This past weekend, the History Channel showed a number of war documentaries. Yesterday, self finally got to watch Clint Eastwood’s Letters From Iwo Jima. She had refused to see it when it was showing in theaters, out of some vague, unfocused sense of loyalty to the husband, whose grandfather, a brigadier general in the Philippine Army, was taken from his family by the Japanese and never returned.
But, darn if she didn’t find herself so absolutely moved by the film. In fact, she told the husband, she was more affected by that movie than she was by Saving Private Ryan.
Self is on the War, Literature & the Arts e-mail list, and this evening there was a message in her “in” box about a new post. So she eagerly went to read it, and it was absolutely fascinating. James Moad II, who edits the blog, used to teach in the Air Force Academy. Self thinks he is very brave. He writes, “Of course, war is not moral, and maybe that’s the tragedy of it all for those who have to fight.”
He recounts a time when he was still teaching in the Air Force Academy, and he got a call from a concerned parent whose daughter was experiencing nightmares after reading one of the books Moad had assigned in his War Literature course.
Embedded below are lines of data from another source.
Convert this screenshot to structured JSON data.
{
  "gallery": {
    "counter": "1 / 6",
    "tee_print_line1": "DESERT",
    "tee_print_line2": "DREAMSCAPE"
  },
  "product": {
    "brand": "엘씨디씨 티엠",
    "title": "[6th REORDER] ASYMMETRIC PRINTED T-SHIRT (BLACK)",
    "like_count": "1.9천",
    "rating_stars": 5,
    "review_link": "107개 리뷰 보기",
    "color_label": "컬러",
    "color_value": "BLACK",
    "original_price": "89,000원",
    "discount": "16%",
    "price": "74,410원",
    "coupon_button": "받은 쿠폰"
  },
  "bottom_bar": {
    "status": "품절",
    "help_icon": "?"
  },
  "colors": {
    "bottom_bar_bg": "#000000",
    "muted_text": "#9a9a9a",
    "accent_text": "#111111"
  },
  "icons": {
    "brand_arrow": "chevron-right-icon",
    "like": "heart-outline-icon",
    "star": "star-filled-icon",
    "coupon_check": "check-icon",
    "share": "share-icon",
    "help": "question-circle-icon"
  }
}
The book was called Tiger Force and dealt with American atrocities in Vietnam. Self has read quite extensively about American atrocities in Vietnam, and can certainly see why a young person might suffer nightmares after readings like that, but Moad reminds his readers that the student was enrolled in a Military Academy, after all.
Moad (in passsing) mentions “the anger of Odysseus upon his return home in The Odyssey” (which reminds self very much of the anger of returning Vietnam War veterans, whose sacrifices went largely un-recognized), and about Plato’s The Cave (“about how focusing on moral certainty can keep us from seeing reality”) and it’s just a really great essay, which reminds self that she took son and Niece G to Corregidor when they were about seven or eight years old. That was a great tour. The guide seemed to speak with such passion about the events of a long-ago time. The tour ends at a memorial, on a bluff overlooking the sea. And what self remembers most clearly were that there were a few very old American veterans on the tour. At that memorial, they all broke off to stand singly, and stared out at the sea, and some were visibly weeping.
And self thinks that every returning Filipino must be required to take this tour. But why leave out the rest? Let’s just say, every Filipino who is in high school or college in the Philippines, must be required by their schools to take the Corregidor tour. If Israel can require its citizens to spend time on a kibbutz (or the Israeli army), certainly the Philippine government can require its people to honor the sacrifices made on Corregidor.